With this sort of dissembling and devotion to the Putin narrative, SA should not be allowed near these talks. We are continuing our forked-tongue diplomacy: throwing a veil of secrecy over the Lady R arms saga, claiming the aggressor is the victim and even denying an armed attack on Kyiv witnessed by credible international media. Ramaphosa and the entire SA delegation should be at home, solving our real problems, instead of shilling for Putin across the globe.

After 1994 South Africa was the darling of the world. Cyril Ramaphosa, Roelf Meyer and others were seen as men of integrity who could share with the world insights from making peace in South Africa. In a deeply divided and troubled Northern Ireland, for example, Ramaphosa and Meyer were invited in to help broker peace.

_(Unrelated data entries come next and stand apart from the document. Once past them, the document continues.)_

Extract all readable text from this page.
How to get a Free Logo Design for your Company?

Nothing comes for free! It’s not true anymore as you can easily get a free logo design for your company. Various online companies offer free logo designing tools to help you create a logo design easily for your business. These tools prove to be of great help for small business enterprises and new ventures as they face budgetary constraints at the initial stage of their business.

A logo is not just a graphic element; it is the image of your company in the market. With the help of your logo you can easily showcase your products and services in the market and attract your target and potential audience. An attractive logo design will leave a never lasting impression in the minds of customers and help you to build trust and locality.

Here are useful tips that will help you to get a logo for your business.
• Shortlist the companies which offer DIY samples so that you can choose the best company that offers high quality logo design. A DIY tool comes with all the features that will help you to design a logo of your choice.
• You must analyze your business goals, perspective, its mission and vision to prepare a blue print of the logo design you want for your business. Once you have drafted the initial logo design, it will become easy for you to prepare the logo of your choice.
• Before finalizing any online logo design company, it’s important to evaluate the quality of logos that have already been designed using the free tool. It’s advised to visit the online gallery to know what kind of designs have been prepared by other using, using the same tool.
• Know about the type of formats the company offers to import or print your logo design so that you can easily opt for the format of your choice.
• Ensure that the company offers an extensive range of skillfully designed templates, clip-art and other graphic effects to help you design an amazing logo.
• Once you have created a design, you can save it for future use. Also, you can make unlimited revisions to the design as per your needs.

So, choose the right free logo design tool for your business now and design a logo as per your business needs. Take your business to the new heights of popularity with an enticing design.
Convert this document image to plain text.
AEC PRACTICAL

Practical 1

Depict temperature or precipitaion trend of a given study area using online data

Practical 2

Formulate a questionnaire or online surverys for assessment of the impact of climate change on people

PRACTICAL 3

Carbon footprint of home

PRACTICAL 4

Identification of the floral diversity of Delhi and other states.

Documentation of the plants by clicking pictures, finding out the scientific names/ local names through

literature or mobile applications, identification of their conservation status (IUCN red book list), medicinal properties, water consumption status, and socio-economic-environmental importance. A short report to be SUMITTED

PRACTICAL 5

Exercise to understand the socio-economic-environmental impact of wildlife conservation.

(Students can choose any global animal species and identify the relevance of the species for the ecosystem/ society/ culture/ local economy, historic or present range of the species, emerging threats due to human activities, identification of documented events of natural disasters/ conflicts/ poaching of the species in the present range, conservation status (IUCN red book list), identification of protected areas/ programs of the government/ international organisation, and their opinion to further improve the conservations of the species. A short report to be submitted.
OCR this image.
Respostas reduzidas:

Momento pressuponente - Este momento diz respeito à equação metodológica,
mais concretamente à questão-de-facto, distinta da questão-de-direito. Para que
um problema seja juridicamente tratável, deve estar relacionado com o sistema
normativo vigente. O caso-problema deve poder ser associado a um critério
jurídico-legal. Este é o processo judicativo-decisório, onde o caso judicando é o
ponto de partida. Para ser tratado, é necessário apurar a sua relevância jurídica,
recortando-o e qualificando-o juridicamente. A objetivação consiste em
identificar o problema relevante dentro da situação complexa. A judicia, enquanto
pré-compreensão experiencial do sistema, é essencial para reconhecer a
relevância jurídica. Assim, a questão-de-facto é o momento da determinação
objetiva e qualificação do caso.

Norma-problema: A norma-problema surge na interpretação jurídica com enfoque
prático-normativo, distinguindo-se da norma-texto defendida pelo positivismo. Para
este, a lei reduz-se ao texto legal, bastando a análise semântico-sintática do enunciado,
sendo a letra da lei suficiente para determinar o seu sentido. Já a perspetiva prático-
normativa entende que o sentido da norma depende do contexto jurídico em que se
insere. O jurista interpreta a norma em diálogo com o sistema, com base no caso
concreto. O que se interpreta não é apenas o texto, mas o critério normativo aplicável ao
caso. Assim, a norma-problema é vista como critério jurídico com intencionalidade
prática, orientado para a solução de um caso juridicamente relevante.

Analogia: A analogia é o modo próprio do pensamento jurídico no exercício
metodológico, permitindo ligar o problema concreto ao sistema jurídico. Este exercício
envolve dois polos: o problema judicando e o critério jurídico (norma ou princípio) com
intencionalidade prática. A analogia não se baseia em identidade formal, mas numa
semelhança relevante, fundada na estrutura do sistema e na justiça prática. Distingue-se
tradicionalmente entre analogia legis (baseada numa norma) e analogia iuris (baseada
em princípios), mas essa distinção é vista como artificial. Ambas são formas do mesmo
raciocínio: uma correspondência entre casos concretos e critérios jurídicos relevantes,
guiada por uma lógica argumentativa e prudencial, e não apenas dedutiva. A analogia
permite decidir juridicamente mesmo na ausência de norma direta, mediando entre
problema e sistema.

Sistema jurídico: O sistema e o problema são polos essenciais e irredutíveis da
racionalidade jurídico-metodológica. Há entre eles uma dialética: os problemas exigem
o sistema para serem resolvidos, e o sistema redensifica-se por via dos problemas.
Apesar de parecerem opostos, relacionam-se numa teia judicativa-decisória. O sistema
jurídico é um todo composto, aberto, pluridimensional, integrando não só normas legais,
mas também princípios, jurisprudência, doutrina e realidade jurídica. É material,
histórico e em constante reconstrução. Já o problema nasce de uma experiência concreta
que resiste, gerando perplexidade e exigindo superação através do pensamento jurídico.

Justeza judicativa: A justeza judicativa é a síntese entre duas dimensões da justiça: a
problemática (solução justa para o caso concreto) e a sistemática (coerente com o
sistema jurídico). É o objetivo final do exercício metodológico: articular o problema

These men were seen as peacemakers, not dissemblers who claimed to be non-aligned while allegedly aiding and abetting colonisers at the same time. South Africa’s integrity was hard-won, and its leaders — from Nelson Mandela brokering peace in the Democratic Republic of Congo to those helping in The Troubles — used it with care. Trust and integrity are hard to build. Integrity lost is hard to regain. Trust that is squandered may never return.

This is the problem for SA today. Who will trust us when we are we are prepared to tell Kyiv, a city under bombardment, that it is lying when it is being shelled? The ANC likes to quote the late anti-colonial leader, Amilcar Cabral, of Guinea-Bissau: “Tell no lies, claim no easy victories.” It may be time for the ANC to listen to this hero of anti-colonial struggles.

So what now? The African mission seems dead in the water. On Saturday, after presentations from the leaders of the Comoros, Senegal and Ramaphosa, Putin interrupted their opening remarks and told them their 10-point plan was misguided.

He took no responsibility for the hardship his attack on Ukraine was wreaking across the African continent. Instead, he told Ramaphosa and the other leaders that Ukraine and the West had started the conflict. He said the West, not Russia, was responsible for the rise in global food prices that were a direct result of his invasion of Ukraine.

Putin treated the African leaders like misguided little schoolboys. He told them any peace settlement must take into account “new realities”. These new realities, for him, are that he will not leave any Ukrainian territories that Russia illegally occupies. This is not a man who seeks peace.

Peace will one day come to Ukraine, but that won’t happen through a compromised South Africa’s intervention. SA must leave the stage. We are now part of the problem.